Más de seis mil personas participaran de la celebración. Música, color y alegría recorrieron las calles de Guaymallén, el cierre estuvo a cargo de Banda Conmoción.

El carnaval fue la excusa para que miles de espectadores participaran de este festejo popular, que invita a disfrutar de las propuestas artísticas de murgas, batucadas y comparsas. El color, la espuma, el agua, la música y la alegría invadieron las calles y el Le Parc.

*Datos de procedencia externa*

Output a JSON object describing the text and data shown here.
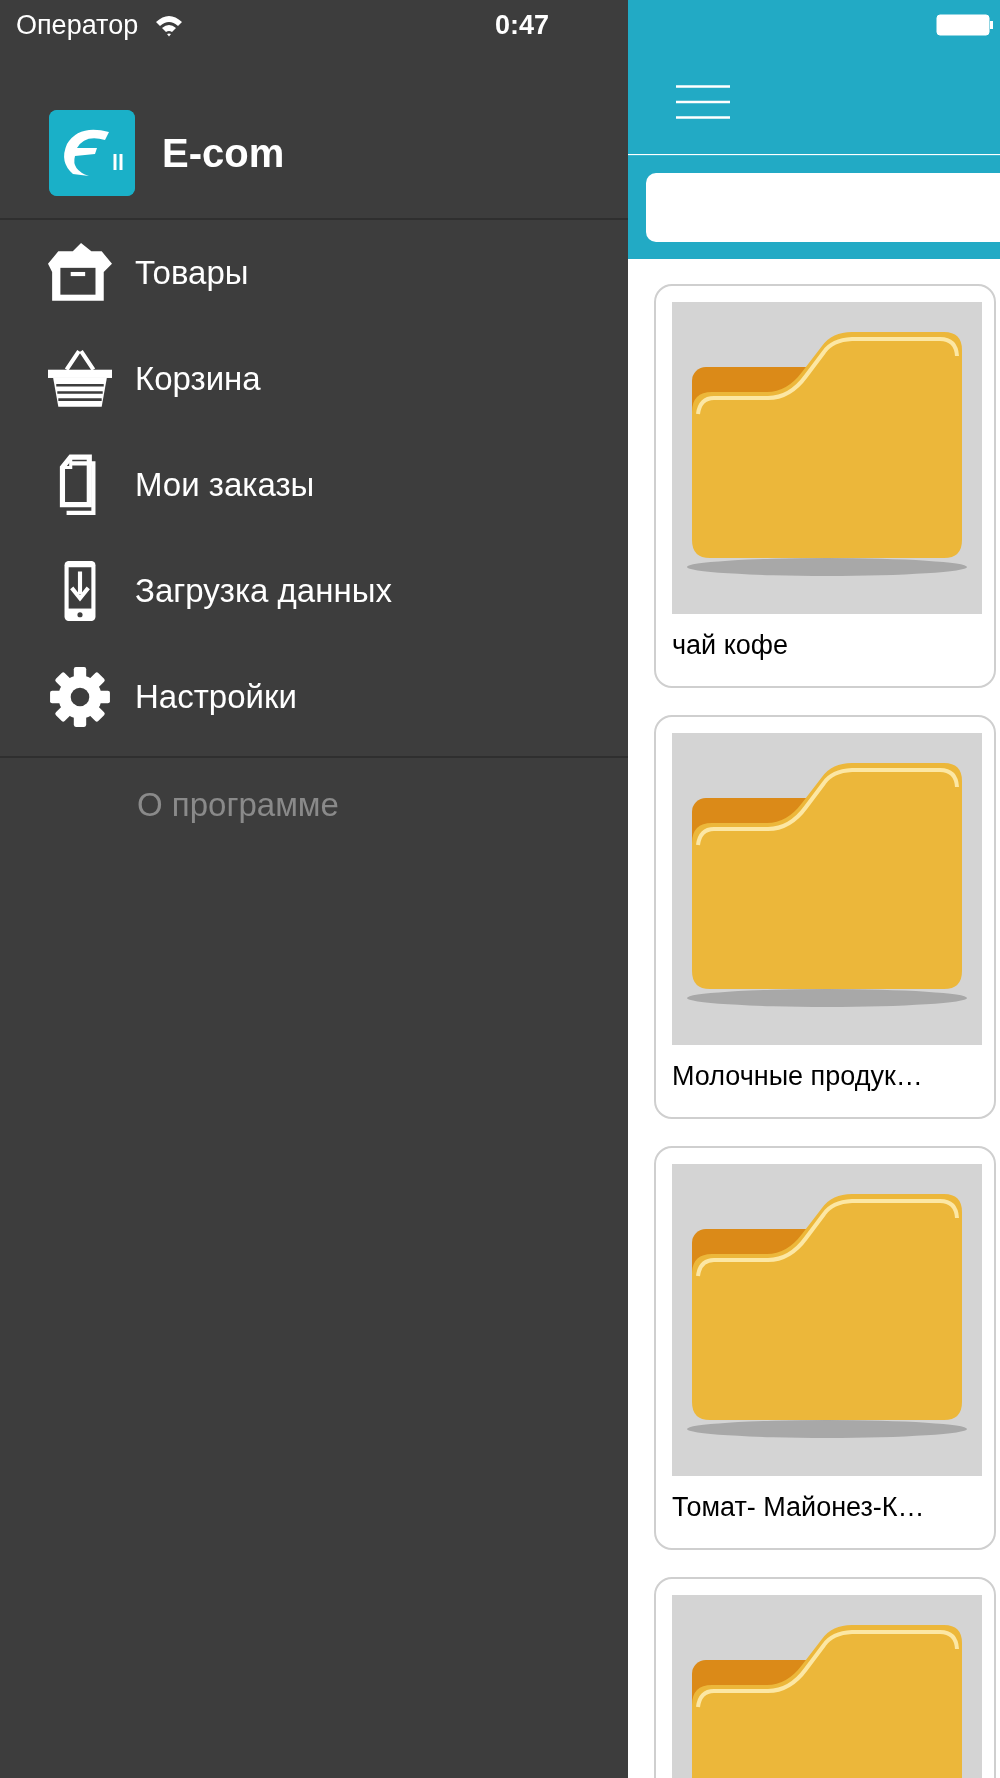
{
  "status_bar": {
    "carrier": "Оператор",
    "time": "0:47"
  },
  "sidebar": {
    "app_title": "E-com",
    "items": [
      {
        "label": "Товары"
      },
      {
        "label": "Корзина"
      },
      {
        "label": "Мои заказы"
      },
      {
        "label": "Загрузка данных"
      },
      {
        "label": "Настройки"
      }
    ],
    "about": "О программе"
  },
  "categories": [
    {
      "kind": "folder",
      "label": "чай кофе"
    },
    {
      "kind": "folder",
      "label": "Молочные продук…"
    },
    {
      "kind": "folder",
      "label": "Томат- Майонез-К…"
    },
    {
      "kind": "folder"
    }
  ]
}
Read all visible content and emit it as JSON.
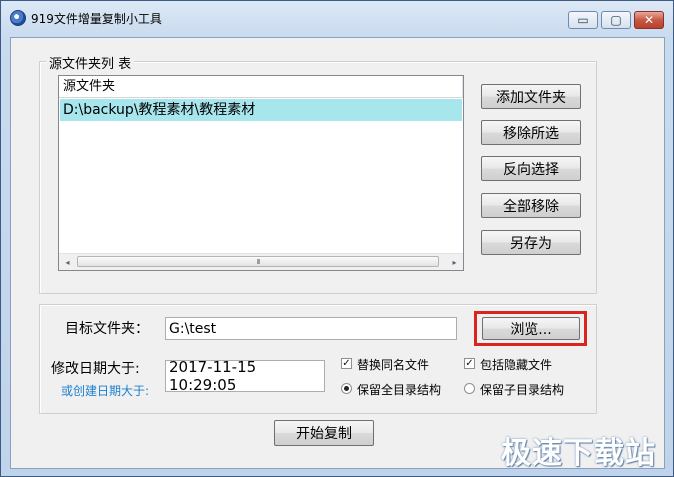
{
  "window": {
    "title": "919文件增量复制小工具",
    "minimize_glyph": "▭",
    "maximize_glyph": "▢",
    "close_glyph": "✕"
  },
  "source_group": {
    "legend": "源文件夹列 表",
    "list_header": "源文件夹",
    "items": [
      "D:\\backup\\教程素材\\教程素材"
    ],
    "scrollbar": {
      "left_arrow": "◂",
      "thumb_grip": "III",
      "right_arrow": "▸"
    }
  },
  "side_buttons": {
    "add_folder": "添加文件夹",
    "remove_selected": "移除所选",
    "invert_selection": "反向选择",
    "remove_all": "全部移除",
    "save_as": "另存为"
  },
  "target_group": {
    "target_label": "目标文件夹：",
    "target_value": "G:\\test",
    "browse_label": "浏览...",
    "modified_label": "修改日期大于:",
    "created_label": "或创建日期大于:",
    "date_value": "2017-11-15 10:29:05",
    "options": {
      "replace_same_name": {
        "label": "替换同名文件",
        "checked": true
      },
      "include_hidden": {
        "label": "包括隐藏文件",
        "checked": true
      },
      "keep_full_structure": {
        "label": "保留全目录结构",
        "selected": true
      },
      "keep_sub_structure": {
        "label": "保留子目录结构",
        "selected": false
      }
    }
  },
  "start_button": "开始复制",
  "watermark": "极速下载站"
}
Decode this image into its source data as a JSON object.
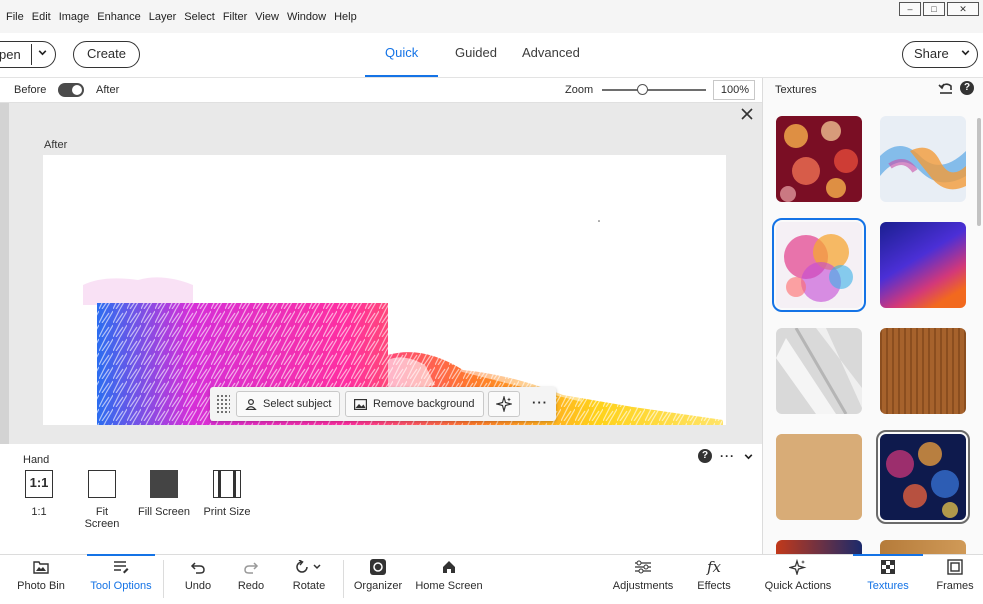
{
  "menu": [
    "File",
    "Edit",
    "Image",
    "Enhance",
    "Layer",
    "Select",
    "Filter",
    "View",
    "Window",
    "Help"
  ],
  "window_controls": [
    "minimize",
    "restore",
    "close"
  ],
  "header": {
    "open_label": "pen",
    "create_label": "Create",
    "modes": [
      "Quick",
      "Guided",
      "Advanced"
    ],
    "active_mode": "Quick",
    "share_label": "Share"
  },
  "viewbar": {
    "before_label": "Before",
    "after_label": "After",
    "zoom_label": "Zoom",
    "zoom_value": "100%",
    "zoom_slider_fraction": 0.35
  },
  "canvas": {
    "view_label": "After"
  },
  "action_bar": {
    "select_subject": "Select subject",
    "remove_background": "Remove background",
    "more": "···"
  },
  "tool_options": {
    "title": "Hand",
    "options": [
      {
        "label": "1:1",
        "icon": "one-to-one-icon"
      },
      {
        "label": "Fit Screen",
        "icon": "fit-screen-icon"
      },
      {
        "label": "Fill Screen",
        "icon": "fill-screen-icon"
      },
      {
        "label": "Print Size",
        "icon": "print-size-icon"
      }
    ]
  },
  "right_panel": {
    "title": "Textures",
    "selected_index": 2,
    "highlighted_index": 7,
    "thumbnails": [
      {
        "name": "bokeh-hearts-texture",
        "colors": [
          "#7a0e24",
          "#e34a3a",
          "#f7b04b"
        ]
      },
      {
        "name": "smoke-color-texture",
        "colors": [
          "#e8eef5",
          "#5aa7e6",
          "#f29b3a"
        ]
      },
      {
        "name": "powder-burst-texture",
        "colors": [
          "#f5f0f5",
          "#e23d8c",
          "#f6a733"
        ]
      },
      {
        "name": "blue-orange-gradient-texture",
        "colors": [
          "#1a1f8f",
          "#4b2fd6",
          "#f2691e"
        ]
      },
      {
        "name": "light-shadow-texture",
        "colors": [
          "#d9d9d9",
          "#f7f7f7",
          "#b5b5b5"
        ]
      },
      {
        "name": "wood-texture",
        "colors": [
          "#6b3812",
          "#b06a31",
          "#8a4b1c"
        ]
      },
      {
        "name": "paper-texture",
        "colors": [
          "#c99a63",
          "#deb482",
          "#c18d57"
        ]
      },
      {
        "name": "bokeh-lights-texture",
        "colors": [
          "#0e1a4d",
          "#d9377a",
          "#f1a23c"
        ]
      }
    ]
  },
  "taskbar": {
    "items": [
      {
        "label": "Photo Bin",
        "icon": "photo-bin-icon"
      },
      {
        "label": "Tool Options",
        "icon": "tool-options-icon",
        "active": true
      },
      {
        "label": "Undo",
        "icon": "undo-icon"
      },
      {
        "label": "Redo",
        "icon": "redo-icon"
      },
      {
        "label": "Rotate",
        "icon": "rotate-icon"
      },
      {
        "label": "Organizer",
        "icon": "organizer-icon"
      },
      {
        "label": "Home Screen",
        "icon": "home-icon"
      },
      {
        "label": "Adjustments",
        "icon": "adjustments-icon"
      },
      {
        "label": "Effects",
        "icon": "effects-icon"
      },
      {
        "label": "Quick Actions",
        "icon": "quick-actions-icon"
      },
      {
        "label": "Textures",
        "icon": "textures-icon",
        "active": true
      },
      {
        "label": "Frames",
        "icon": "frames-icon"
      }
    ]
  },
  "colors": {
    "accent": "#1473e6",
    "canvas_bg": "#e9e9e9"
  }
}
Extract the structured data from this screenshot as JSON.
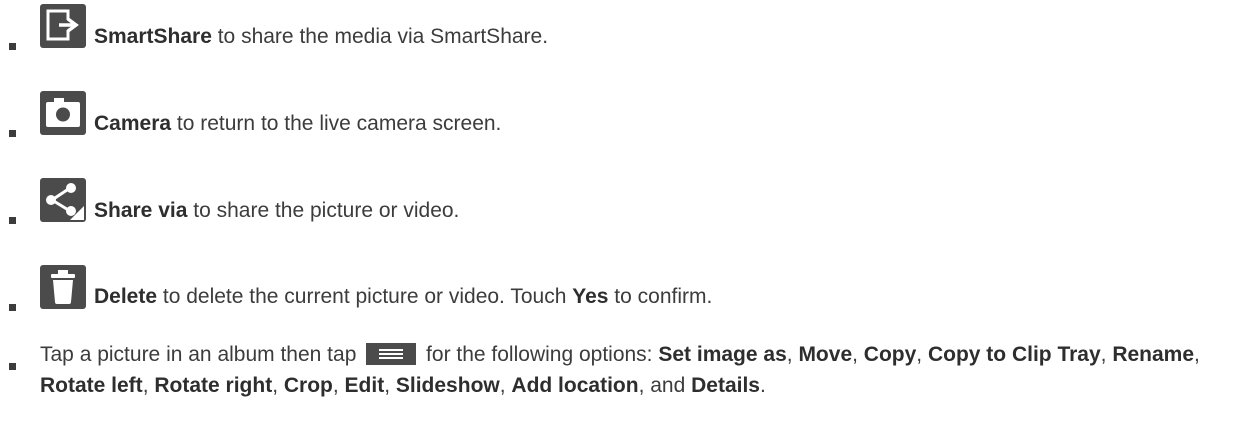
{
  "items": [
    {
      "icon": "smartshare-icon",
      "label": "SmartShare",
      "desc": " to share the media via SmartShare."
    },
    {
      "icon": "camera-icon",
      "label": "Camera",
      "desc": " to return to the live camera screen."
    },
    {
      "icon": "share-icon",
      "label": "Share via",
      "desc": " to share the picture or video."
    },
    {
      "icon": "delete-icon",
      "label": "Delete",
      "desc": " to delete the current picture or video. Touch ",
      "bold2": "Yes",
      "desc2": " to confirm."
    }
  ],
  "tip": {
    "icon": "menu-icon",
    "lead": "Tap a picture in an album then tap ",
    "after_icon": " for the following options: ",
    "options": [
      "Set image as",
      "Move",
      "Copy",
      "Copy to Clip Tray",
      "Rename",
      "Rotate left",
      "Rotate right",
      "Crop",
      "Edit",
      "Slideshow",
      "Add location",
      "Details"
    ],
    "sep": ", ",
    "conj": ", and ",
    "end": "."
  }
}
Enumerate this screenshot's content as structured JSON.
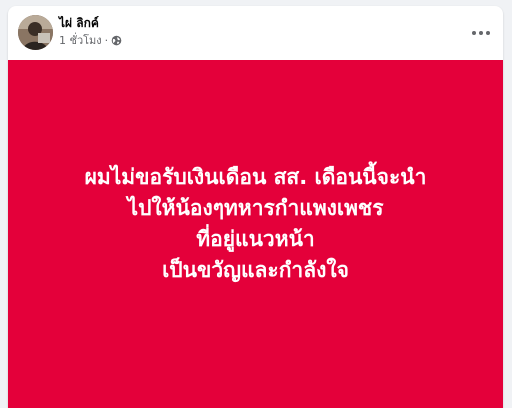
{
  "post": {
    "author_name": "ไผ่ ลิกค์",
    "time": "1 ชั่วโมง",
    "separator": "·",
    "privacy_icon": "globe-icon",
    "more_icon": "more-horizontal-icon"
  },
  "banner": {
    "background_color": "#e4003a",
    "lines": [
      "ผมไม่ขอรับเงินเดือน สส. เดือนนี้จะนำ",
      "ไปให้น้องๆทหารกำแพงเพชร",
      "ที่อยู่แนวหน้า",
      "เป็นขวัญและกำลังใจ"
    ]
  }
}
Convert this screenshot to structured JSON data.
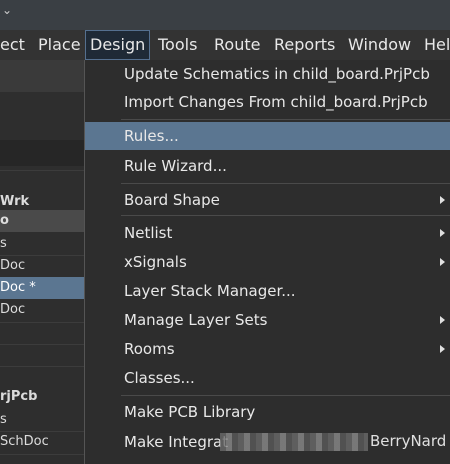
{
  "menubar": {
    "items": [
      "ect",
      "Place",
      "Design",
      "Tools",
      "Route",
      "Reports",
      "Window",
      "Hel"
    ]
  },
  "left_panel": {
    "rows": [
      "Wrk",
      "o",
      "s",
      "Doc",
      "Doc *",
      "Doc",
      "rjPcb",
      "s",
      "SchDoc"
    ]
  },
  "design_menu": {
    "items": [
      {
        "label": "Update Schematics in child_board.PrjPcb"
      },
      {
        "label": "Import Changes From child_board.PrjPcb"
      },
      {
        "label": "Rules..."
      },
      {
        "label": "Rule Wizard..."
      },
      {
        "label": "Board Shape",
        "submenu": true
      },
      {
        "label": "Netlist",
        "submenu": true
      },
      {
        "label": "xSignals",
        "submenu": true
      },
      {
        "label": "Layer Stack Manager..."
      },
      {
        "label": "Manage Layer Sets",
        "submenu": true
      },
      {
        "label": "Rooms",
        "submenu": true
      },
      {
        "label": "Classes..."
      },
      {
        "label": "Make PCB Library"
      },
      {
        "label": "Make Integrat"
      }
    ],
    "highlighted": "Rules...",
    "watermark": "BerryNard"
  }
}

La propuesta comenzó con el recorrido de distintas agrupaciones, desde el Predio de la Virgen, por calle Mitre, hasta el Espacio Julio Le Parc, en Guaymallén. Participaron Danza Bolivia, Caporales San Miguel, Virgen de Crucupiño, Academia de Danza Pasión de los Andes, Ballet Ajimata Tusuma, Los Incorregibles Mendoza, Murga Sendero Luminoso y las murgas Ave Fénix, Eclipse, Tumba Carnera, Los Duendes Murgeros, Los Amigos, Los Príncipes, Murga Mi Viejo San Simón, el Ballet Raíces y la Academia de Danza Pasión de los Andes, quienes dieron ritmo y color a la jornada.

El secretario de Cultura, Diego Gareca, destacó la concurrencia y afirmó que “un año más nos reunimos en el Espacio Cultural Julio Le Parc, que no sólo convoca a los vecinos, sino a personas de distintos barrios y que conjuga, además, distintas expresiones, distintas murgas de estilo mendocina, uruguaya y grupos de sikuris. Nuestra intención es darle apertura al Espacio, con mucha participación. Ayer mismo, tuvimos el gran festejo de la comunidad boliviana, celebrando a su Virgen del Socavón y, hoy, con una multitud de gente acompañando esta propuesta cultural”.

Luego del desfile, la celebración continuó en el escenario central, con el despliegue y la energía de la murga La Caciqueña; Murga La Sigilosa; Banda Ayllu Wuayra (SikuS), Murga La Buena Moza y Puncuyo Batucada.

El cierre de la edición 2018 de Carnaval estuvo a cargo de la banda chilena Conmoción, una agrupación que entiende esta celebración con un sentido de raíz en rituales paganos, que nacen en cada cultura y se desarrollan en manifestaciones culturales como la danza y la música. Por ello, la banda retoma este sentimiento por manifestarse, lo convierte en concepto y le rinden tributo.

Carlos Flores, clarinetista de Conmoción, resumió el espíritu de la banda afirmando que “estamos muy contentos de volver a Mendoza, festejando nuestro nuevo disco, el cuarto, que se llama Festejo y que conjuga ritmos latinoamericanos y en el que hacemos un recorrido por todo el continente. Llevamos ya un año, desde que lo lanzamos y lo estamos presentando”.

El nuevo disco es el resultado de un proceso de descubrimiento y aprendizaje para la agrupación trasandina, sobre lo que Flores, definió como “un trabajo muy importante, porque antes de que salga el disco hicimos una gira por Latinoamérica, aprendiendo los ritmos que estamos tocando. Fuimos, por ejemplo, a Colombia a ver cómo se tocaba un fandango, a Perú un festejo y, todo eso culminó en este disco que, hoy, compartimos con este público”.